Bergman suggested Wood organize some kind of event to reveal the found object. She did, and this past week Bergman formally presented a turn-of-the-century masonry bag to county officials.
While a crowd of community members and leaders looked on, Wood gently pulled a series of 120-year-old masonry tools out of the canvas bag, showed them to the crowd and passed them to county commissioners Joann Rutler and Nathan Schutte and Magistrate Judge Cheri Hicks.
Bergman said he believes the tools were used to build the courthouse, which underwent construction in 1903 and was completed in 1904. He also presented the commissioners with a shadow box containing the trowel that was used to repair the building this year. The box is made of lumber from the building, as well as an old light switch.
“I love that he brought it full circle,” Wood said.

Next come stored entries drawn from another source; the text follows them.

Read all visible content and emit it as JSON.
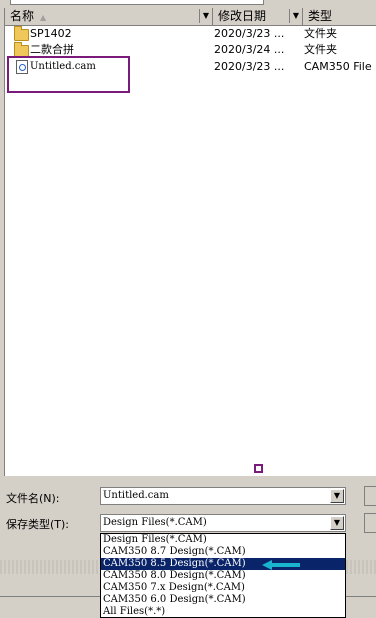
{
  "columns": {
    "name": "名称",
    "date": "修改日期",
    "type": "类型"
  },
  "files": [
    {
      "name": "SP1402",
      "date": "2020/3/23 ...",
      "type": "文件夹",
      "icon": "folder-icon"
    },
    {
      "name": "二款合拼",
      "date": "2020/3/24 ...",
      "type": "文件夹",
      "icon": "folder-icon"
    },
    {
      "name": "Untitled.cam",
      "date": "2020/3/23 ...",
      "type": "CAM350 File",
      "icon": "cam-file-icon"
    }
  ],
  "filename": {
    "label": "文件名(N):",
    "value": "Untitled.cam"
  },
  "filetype": {
    "label": "保存类型(T):",
    "value": "Design Files(*.CAM)",
    "options": [
      "Design Files(*.CAM)",
      "CAM350 8.7 Design(*.CAM)",
      "CAM350 8.5 Design(*.CAM)",
      "CAM350 8.0 Design(*.CAM)",
      "CAM350 7.x Design(*.CAM)",
      "CAM350 6.0 Design(*.CAM)",
      "All Files(*.*)"
    ],
    "selected_index": 2
  },
  "colors": {
    "selection": "#0a246a",
    "annotation_box": "#7a1a7a",
    "annotation_arrow": "#19b5d0"
  }
}
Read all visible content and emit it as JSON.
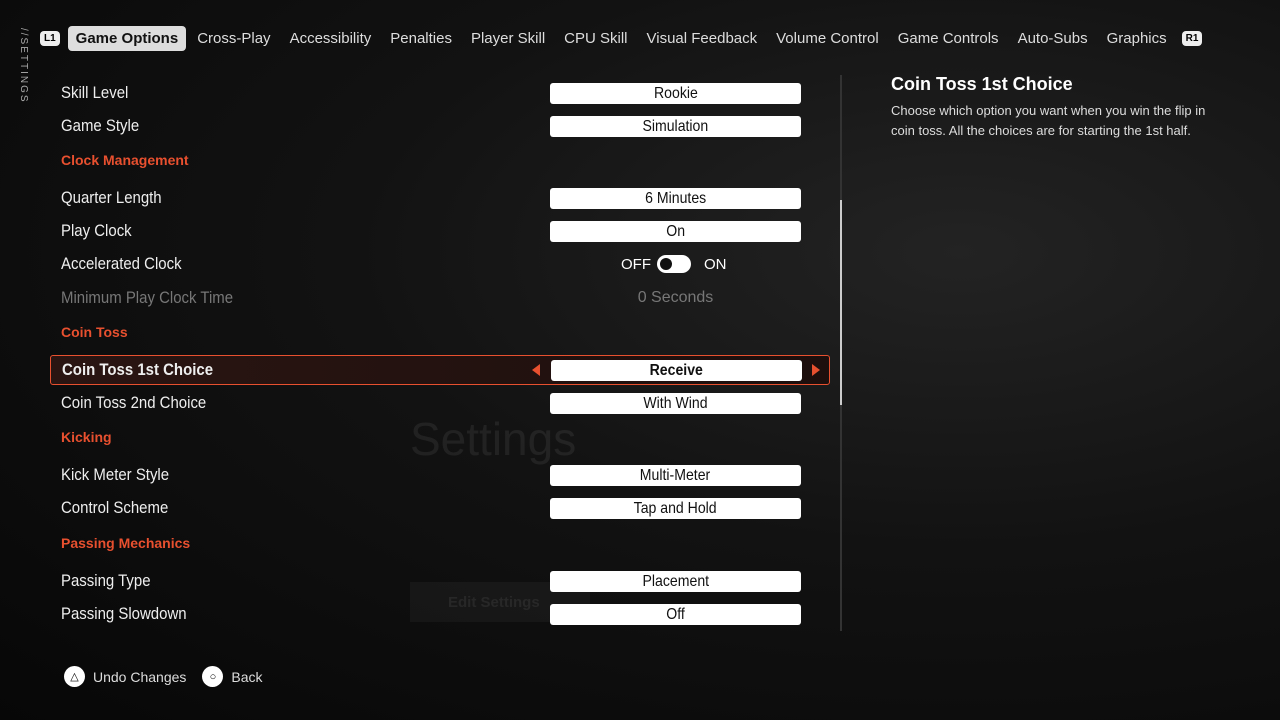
{
  "side_label": "//SETTINGS",
  "tabs": {
    "left_bumper": "L1",
    "right_bumper": "R1",
    "items": [
      "Game Options",
      "Cross-Play",
      "Accessibility",
      "Penalties",
      "Player Skill",
      "CPU Skill",
      "Visual Feedback",
      "Volume Control",
      "Game Controls",
      "Auto-Subs",
      "Graphics"
    ],
    "active": "Game Options"
  },
  "background": {
    "title": "Settings",
    "button": "Edit Settings"
  },
  "settings": {
    "skill_level": {
      "label": "Skill Level",
      "value": "Rookie"
    },
    "game_style": {
      "label": "Game Style",
      "value": "Simulation"
    },
    "clock_section": "Clock Management",
    "quarter_length": {
      "label": "Quarter Length",
      "value": "6 Minutes"
    },
    "play_clock": {
      "label": "Play Clock",
      "value": "On"
    },
    "accelerated_clock": {
      "label": "Accelerated Clock",
      "off": "OFF",
      "on": "ON",
      "state": "off"
    },
    "min_play_clock": {
      "label": "Minimum Play Clock Time",
      "value": "0 Seconds",
      "disabled": true
    },
    "coin_section": "Coin Toss",
    "coin_1st": {
      "label": "Coin Toss 1st Choice",
      "value": "Receive",
      "selected": true
    },
    "coin_2nd": {
      "label": "Coin Toss 2nd Choice",
      "value": "With Wind"
    },
    "kicking_section": "Kicking",
    "kick_meter": {
      "label": "Kick Meter Style",
      "value": "Multi-Meter"
    },
    "control_scheme": {
      "label": "Control Scheme",
      "value": "Tap and Hold"
    },
    "passing_section": "Passing Mechanics",
    "passing_type": {
      "label": "Passing Type",
      "value": "Placement"
    },
    "passing_slowdown": {
      "label": "Passing Slowdown",
      "value": "Off"
    }
  },
  "help": {
    "title": "Coin Toss 1st Choice",
    "description": "Choose which option you want when you win the flip in coin toss. All the choices are for starting the 1st half."
  },
  "footer": {
    "undo": "Undo Changes",
    "back": "Back"
  },
  "colors": {
    "accent": "#e8502f"
  }
}
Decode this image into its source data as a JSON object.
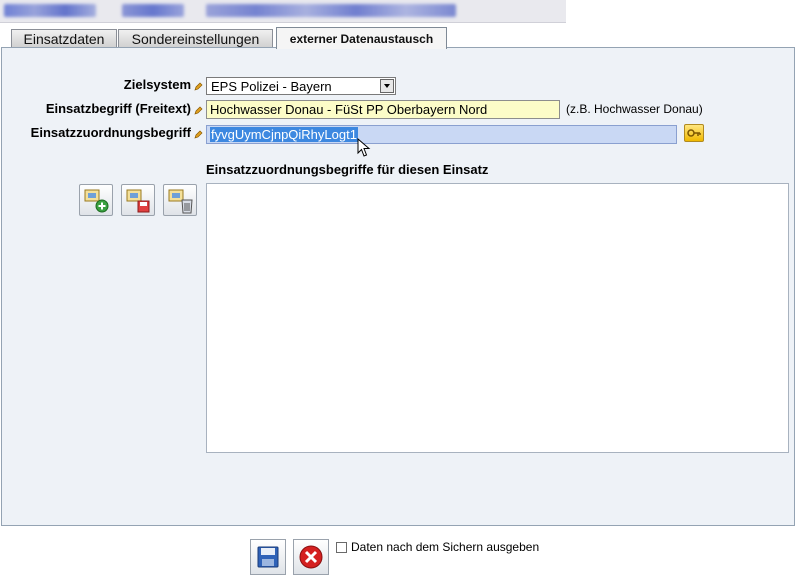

The mason’s bag was not the only significant discovery, Bergman said.
He said contractors working with Big D Construction found thousands of bricks in the ceiling of the building’s basement. That discovery came at the perfect time.
“We have no idea why they were there, but it’s original brick,” Bergman said. “It took about 150 hours to carefully move each brick out of the basement.”
Bergman’s crews then used the new-found original bricks to restore the exterior of the courthouse. A local farmer donated a load of lava rock to replace the rock in the building’s foundation, so the building could be restored with original materials which, according to Bergman, makes the project quite unique.
‘For me finding those bricks was a very iconic moment for the building,” Bergman said. “I’ve been doing this for 32 years, and there is not another building that has ever been restored with all the original bricks still intact. I hope the people of Shoshone appreciate this building because there’s not another one like it.”
“This is cool,” said Shoshone Mayor Dan Pierson, with a grin. “But I bet that stone mason back then was sick when he got home and realized he’d left his tool bag in that basement.”
Wood said the building was completed in July 1904 at a cost of $17,000, according to a report from the Lincoln County Historical Society. The remodel will be completed in June of this year at a cost of $3.5 million. She said the county will host an open house and grand reopening this summer.
The original dedication for the courthouse on July 4, 1904, featured speakers, a band and a chorus.